If life is a lottery, you don't get further from winning than Matilda Wormwood. Her parents didn't want her, and remind her of this every chance they get. They also hate how smart Matilda is, and resent how stupid her big brain and constant reading make them feel. It only gets worse for her when she's sent to a school run by the top-heavy ex-Olympian Miss Trunchbull. Luckily, however, it's here, in this new nightmare, that Matilda meets Miss Honey, a shaky but loving teacher who immediately recognizes the genius of her unique student.
It's the blossoming of this special relationship that is at the heart of Matilda the Musical. Honey is an orphan and is, in her own words, "pathetic," scared of Miss Trunchbull and unable to really stick up for the kids she loves. But with Matilda comes her redemption, and a chance to protect the little girl's spirit that will, without intervention, soon flicker out. In Miss Honey, Matilda finds the loving, caring adult she has, up to this point, lied about having. Watching these two grow close, as they become exactly what the other one needs, is something I won't soon forget. And as the husband of a public school teacher, I found it to be the exact celebration of educators that our culture is in desperate need of.
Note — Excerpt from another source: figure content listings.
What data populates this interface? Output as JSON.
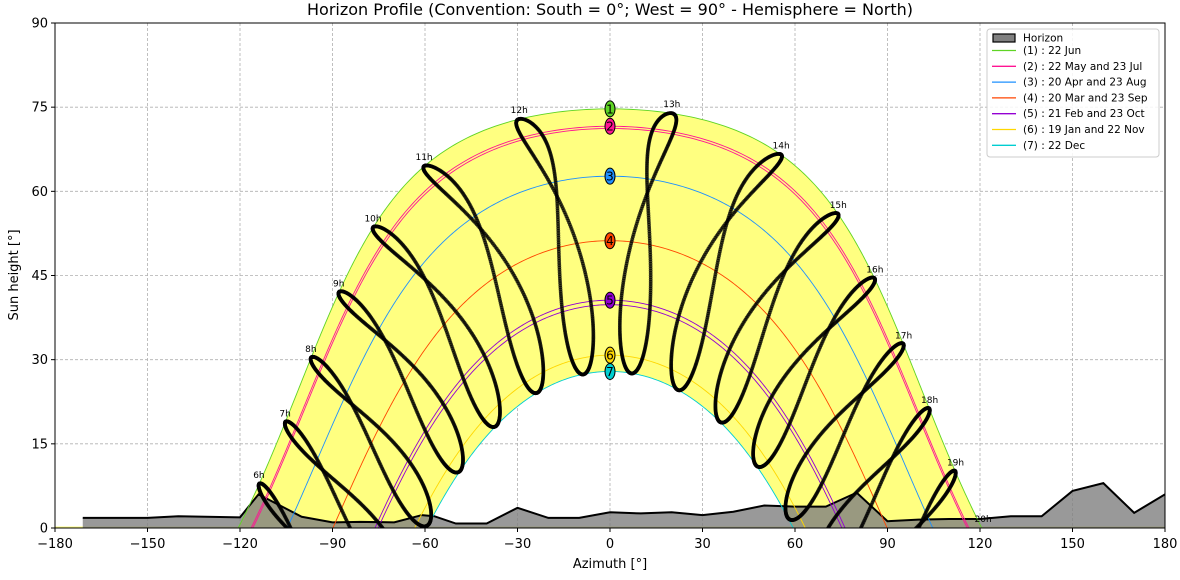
{
  "chart_data": {
    "type": "line",
    "title": "Horizon Profile (Convention: South = 0°; West = 90° - Hemisphere = North)",
    "xlabel": "Azimuth [°]",
    "ylabel": "Sun height [°]",
    "xlim": [
      -180,
      180
    ],
    "ylim": [
      0,
      90
    ],
    "xticks": [
      -180,
      -150,
      -120,
      -90,
      -60,
      -30,
      0,
      30,
      60,
      90,
      120,
      150,
      180
    ],
    "yticks": [
      0,
      15,
      30,
      45,
      60,
      75,
      90
    ],
    "grid": true,
    "legend_placement": "top-right",
    "horizon": {
      "name": "Horizon",
      "fill_color": "#808080",
      "azimuth": [
        -171,
        -150,
        -140,
        -120,
        -114,
        -100,
        -90,
        -81,
        -70,
        -61,
        -57,
        -50,
        -40,
        -30,
        -20,
        -10,
        0,
        10,
        20,
        30,
        40,
        50,
        60,
        70,
        80,
        90,
        100,
        110,
        120,
        130,
        140,
        150,
        160,
        170,
        180
      ],
      "height": [
        1.8,
        1.8,
        2.1,
        1.9,
        6.0,
        2.0,
        1.0,
        1.1,
        1.0,
        2.3,
        2.1,
        0.8,
        0.8,
        3.6,
        1.8,
        1.8,
        2.8,
        2.6,
        2.8,
        2.3,
        2.9,
        4.0,
        3.8,
        3.8,
        6.3,
        1.2,
        1.5,
        1.6,
        1.6,
        2.1,
        2.1,
        6.6,
        8.0,
        2.7,
        6.0
      ]
    },
    "series": [
      {
        "id": "1",
        "name": "(1) : 22 Jun",
        "color": "#5fd424",
        "noon_height": [
          74.7
        ]
      },
      {
        "id": "2",
        "name": "(2) : 22 May and 23 Jul",
        "color": "#ff1493",
        "noon_height": [
          71.6,
          71.2
        ]
      },
      {
        "id": "3",
        "name": "(3) : 20 Apr and 23 Aug",
        "color": "#1e90ff",
        "noon_height": [
          62.7
        ]
      },
      {
        "id": "4",
        "name": "(4) : 20 Mar and 23 Sep",
        "color": "#ff4500",
        "noon_height": [
          51.2
        ]
      },
      {
        "id": "5",
        "name": "(5) : 21 Feb and 23 Oct",
        "color": "#9400d3",
        "noon_height": [
          40.6,
          39.8
        ]
      },
      {
        "id": "6",
        "name": "(6) : 19 Jan and 22 Nov",
        "color": "#ffd700",
        "noon_height": [
          30.8
        ]
      },
      {
        "id": "7",
        "name": "(7) : 22 Dec",
        "color": "#00ced1",
        "noon_height": [
          27.9
        ]
      }
    ],
    "band_fill_color": "#ffff80",
    "analemma_color": "#000000",
    "hour_labels": [
      "6h",
      "7h",
      "8h",
      "9h",
      "10h",
      "11h",
      "12h",
      "13h",
      "14h",
      "15h",
      "16h",
      "17h",
      "18h",
      "19h",
      "20h"
    ]
  }
}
As Miss Honey, Lauren Wood sings beautifully, and presents a truthful range of emotion as she moves from a broken-down woman to the heroic protector of Matilda. And in the title role, little Milly Shapiro is incredible. Whether surrounded by a cast of very talented children, or alone on an otherwise empty stage, Shapiro owns her moments, displaying a level of confidence that easily matches that of her character.
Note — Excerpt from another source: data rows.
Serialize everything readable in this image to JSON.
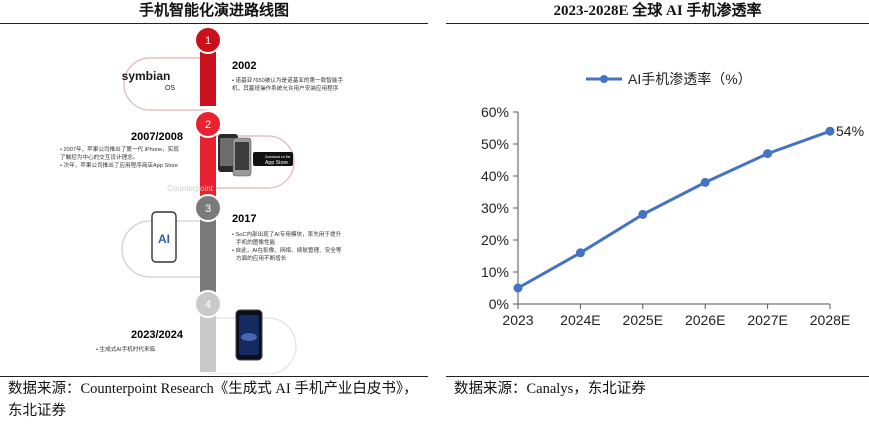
{
  "left_panel": {
    "title": "手机智能化演进路线图",
    "source": "数据来源：Counterpoint Research《生成式 AI 手机产业白皮书》，东北证券",
    "roadmap": [
      {
        "step": "1",
        "year": "2002",
        "desc_lines": [
          "• 诺基亚7650被认为是诺基亚的第一款智能手",
          "机，其塞班操作系统允许用户安装应用程序"
        ],
        "badge_line1": "symbian",
        "badge_line2": "OS",
        "color": "#c9101d"
      },
      {
        "step": "2",
        "year": "2007/2008",
        "desc_lines": [
          "• 2007年，苹果公司推出了第一代 iPhone，实现",
          "了触控为中心的交互设计理念。",
          "• 次年，苹果公司推出了应用程序商店App Store"
        ],
        "store_small": "Download on the",
        "store_big": "App Store",
        "watermark": "Counterpoint",
        "color": "#e8232f"
      },
      {
        "step": "3",
        "year": "2017",
        "desc_lines": [
          "• SoC内部出现了AI专用模块，率先用于提升",
          "手机的图像性能",
          "• 自此，AI在影像、网络、续航管理、安全等",
          "方面的应用不断增长"
        ],
        "badge_text": "AI",
        "color": "#7a7a7a"
      },
      {
        "step": "4",
        "year": "2023/2024",
        "desc_lines": [
          "• 生成式AI手机时代来临"
        ],
        "color": "#c9c9c9"
      }
    ]
  },
  "right_panel": {
    "title": "2023-2028E 全球 AI 手机渗透率",
    "source": "数据来源：Canalys，东北证券",
    "chart_data": {
      "type": "line",
      "title": "2023-2028E 全球 AI 手机渗透率",
      "categories": [
        "2023",
        "2024E",
        "2025E",
        "2026E",
        "2027E",
        "2028E"
      ],
      "series": [
        {
          "name": "AI手机渗透率（%）",
          "values": [
            5,
            16,
            28,
            38,
            47,
            54
          ]
        }
      ],
      "ylim": [
        0,
        60
      ],
      "yticks": [
        "0%",
        "10%",
        "20%",
        "30%",
        "40%",
        "50%",
        "60%"
      ],
      "data_labels": [
        {
          "index": 5,
          "text": "54%"
        }
      ],
      "legend_position": "top-left",
      "grid": false,
      "color": "#4472c4"
    }
  }
}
This is, however, a Dahl story, so of course the villians are just as much fun to watch. As Matilda's parents, Lesli Margherita and Gabriel Ebert are wonderfully nasty and brightly colored in both personality and clothing. And as Miss Trunchbull, Bertie Carvel makes it immediately clear why this role won him Britain's Olivier Award for Best Actor in a Musical. Dressed in a pleated skirt and black dress boots, I found it impossible to hate the evil Trunchbull, no matter how horrid or abusive she became.
The work off-stage is equally impressive. Dennis Kelly's book is well-written theatre on it's own, while at the same time a perfect companion to Tim Minchin's varied and enjoyable songs. Rob Howell's shape-shifting set, along with Paul Kieve's illusions, are amazing to watch. Peter Darling's choreography is original and energetic (especially in the acrobatic School Song). And as the director, Matthew Warchus makes fantastic use of almost every part of the Shubert Theatre. He also uses, to great effect, many staging techniques that I have seen in tiny comedy and improv theatres, but never in the old houses of Broadway.
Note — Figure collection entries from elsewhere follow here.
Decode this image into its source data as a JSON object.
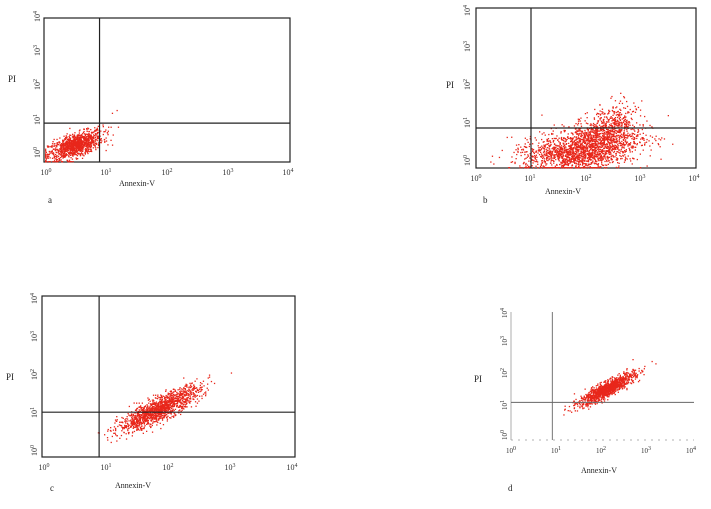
{
  "figure": {
    "background": "#ffffff",
    "dot_color": "#e8271b"
  },
  "chart_data": [
    {
      "type": "scatter",
      "panel": "a",
      "xlabel": "Annexin-V",
      "ylabel": "PI",
      "xlim": [
        1,
        10000
      ],
      "ylim": [
        1,
        10000
      ],
      "xscale": "log",
      "yscale": "log",
      "x_ticks": [
        "10",
        "10",
        "10",
        "10",
        "10"
      ],
      "x_tick_exp": [
        "0",
        "1",
        "2",
        "3",
        "4"
      ],
      "y_ticks": [
        "10",
        "10",
        "10",
        "10",
        "10"
      ],
      "y_tick_exp": [
        "0",
        "1",
        "2",
        "3",
        "4"
      ],
      "quadrant_gate": {
        "x": 8,
        "y": 12
      },
      "clusters": [
        {
          "center": [
            3.2,
            3.0
          ],
          "spread": [
            0.22,
            0.2
          ],
          "n": 1100,
          "correlation": 0.6
        },
        {
          "center": [
            15,
            20
          ],
          "spread": [
            0.15,
            0.15
          ],
          "n": 3,
          "correlation": 0
        }
      ],
      "grid": false
    },
    {
      "type": "scatter",
      "panel": "b",
      "xlabel": "Annexin-V",
      "ylabel": "PI",
      "xlim": [
        1,
        10000
      ],
      "ylim": [
        1,
        10000
      ],
      "xscale": "log",
      "yscale": "log",
      "x_ticks": [
        "10",
        "10",
        "10",
        "10",
        "10"
      ],
      "x_tick_exp": [
        "0",
        "1",
        "2",
        "3",
        "4"
      ],
      "y_ticks": [
        "10",
        "10",
        "10",
        "10",
        "10"
      ],
      "y_tick_exp": [
        "0",
        "1",
        "2",
        "3",
        "4"
      ],
      "quadrant_gate": {
        "x": 10,
        "y": 10
      },
      "clusters": [
        {
          "center": [
            120,
            3.5
          ],
          "spread": [
            0.45,
            0.3
          ],
          "n": 1500,
          "correlation": 0.35
        },
        {
          "center": [
            35,
            2.2
          ],
          "spread": [
            0.45,
            0.2
          ],
          "n": 500,
          "correlation": 0
        },
        {
          "center": [
            260,
            12
          ],
          "spread": [
            0.25,
            0.28
          ],
          "n": 350,
          "correlation": 0.4
        }
      ],
      "grid": false
    },
    {
      "type": "scatter",
      "panel": "c",
      "xlabel": "Annexin-V",
      "ylabel": "PI",
      "xlim": [
        1,
        10000
      ],
      "ylim": [
        1,
        10000
      ],
      "xscale": "log",
      "yscale": "log",
      "x_ticks": [
        "10",
        "10",
        "10",
        "10",
        "10"
      ],
      "x_tick_exp": [
        "0",
        "1",
        "2",
        "3",
        "4"
      ],
      "y_ticks": [
        "10",
        "10",
        "10",
        "10",
        "10"
      ],
      "y_tick_exp": [
        "0",
        "1",
        "2",
        "3",
        "4"
      ],
      "quadrant_gate": {
        "x": 8,
        "y": 13
      },
      "clusters": [
        {
          "center": [
            70,
            16
          ],
          "spread": [
            0.32,
            0.28
          ],
          "n": 1400,
          "correlation": 0.85
        }
      ],
      "grid": false
    },
    {
      "type": "scatter",
      "panel": "d",
      "xlabel": "Annexin-V",
      "ylabel": "PI",
      "xlim": [
        1,
        10000
      ],
      "ylim": [
        1,
        10000
      ],
      "xscale": "log",
      "yscale": "log",
      "x_ticks": [
        "10",
        "10",
        "10",
        "10",
        "10"
      ],
      "x_tick_exp": [
        "0",
        "1",
        "2",
        "3",
        "4"
      ],
      "y_ticks": [
        "10",
        "10",
        "10",
        "10",
        "10"
      ],
      "y_tick_exp": [
        "0",
        "1",
        "2",
        "3",
        "4"
      ],
      "quadrant_gate": {
        "x": 8,
        "y": 15
      },
      "clusters": [
        {
          "center": [
            120,
            40
          ],
          "spread": [
            0.3,
            0.25
          ],
          "n": 1200,
          "correlation": 0.88
        }
      ],
      "grid": false
    }
  ]
}
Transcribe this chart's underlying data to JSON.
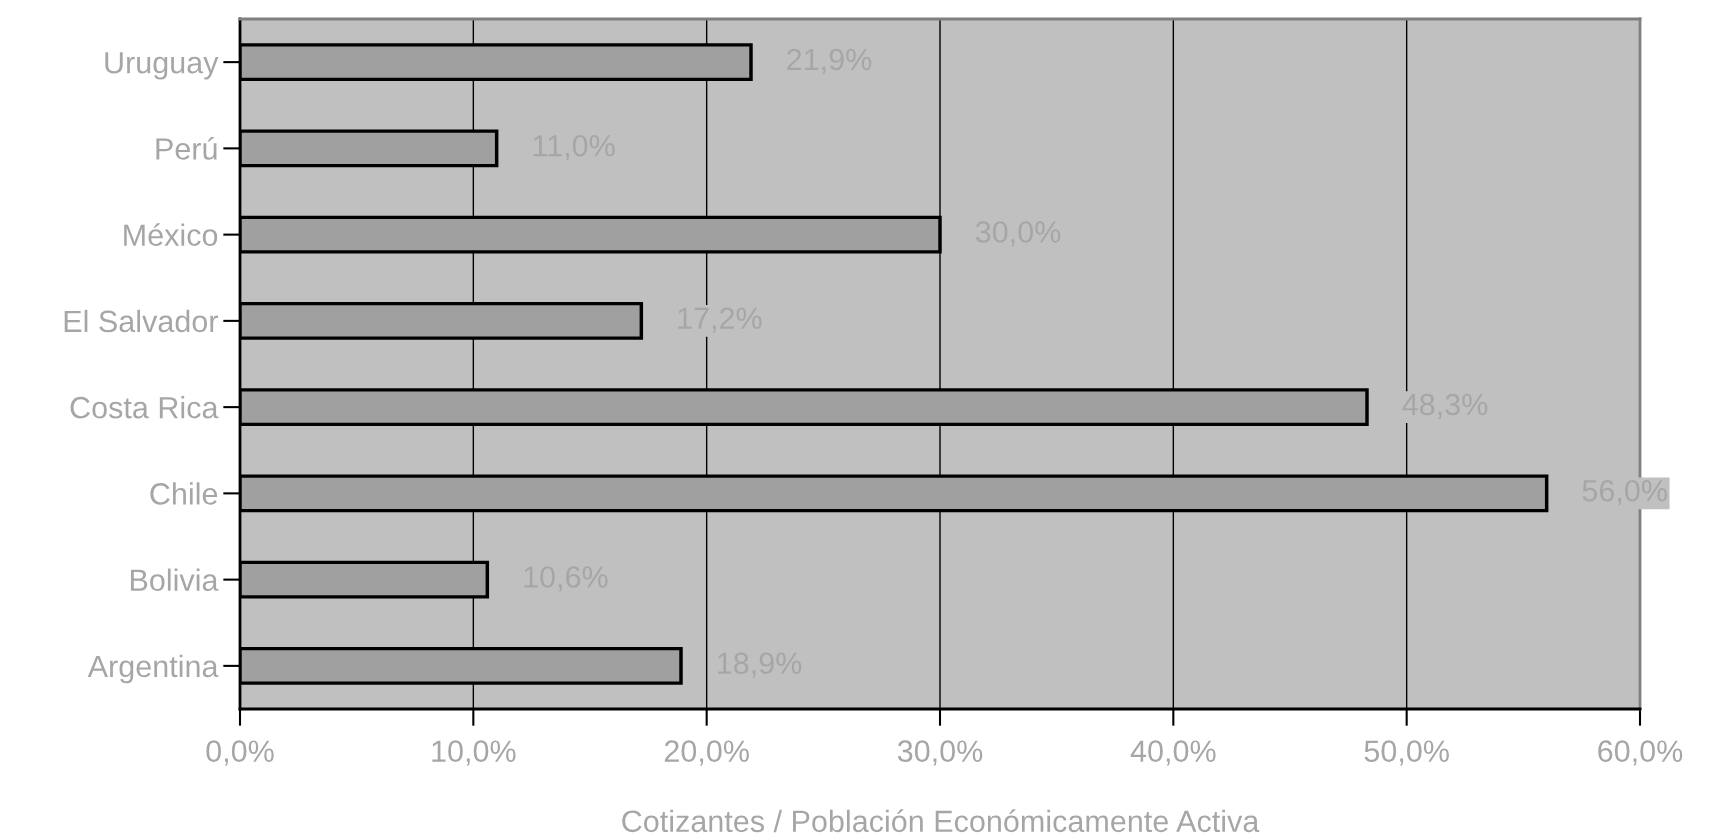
{
  "chart_data": {
    "type": "bar",
    "orientation": "horizontal",
    "xlabel": "Cotizantes / Población Económicamente Activa",
    "categories": [
      "Uruguay",
      "Perú",
      "México",
      "El Salvador",
      "Costa Rica",
      "Chile",
      "Bolivia",
      "Argentina"
    ],
    "values": [
      21.9,
      11.0,
      30.0,
      17.2,
      48.3,
      56.0,
      10.6,
      18.9
    ],
    "value_labels": [
      "21,9%",
      "11,0%",
      "30,0%",
      "17,2%",
      "48,3%",
      "56,0%",
      "10,6%",
      "18,9%"
    ],
    "color": "#a0a0a0",
    "xlim": [
      0,
      60
    ],
    "xticks": [
      {
        "value": 0,
        "label": "0,0%"
      },
      {
        "value": 10,
        "label": "10,0%"
      },
      {
        "value": 20,
        "label": "20,0%"
      },
      {
        "value": 30,
        "label": "30,0%"
      },
      {
        "value": 40,
        "label": "40,0%"
      },
      {
        "value": 50,
        "label": "50,0%"
      },
      {
        "value": 60,
        "label": "60,0%"
      }
    ],
    "grid": "x"
  }
}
In most cases, life is challenging from the start. Adults know this, but so do our children. We may try to hide this reality from them, but it isn't because they've asked us to. Dahl, like Maurice Sendak and Shel Silverstein, celebrated this intelligence in children, offering them stories filled with darkness, but also an abundance of joy and humanity. It's this same shading, along with the brilliant performances and "feast for the senses" staging, that makes Matilda the Musical a deeply satisfying theatre experience.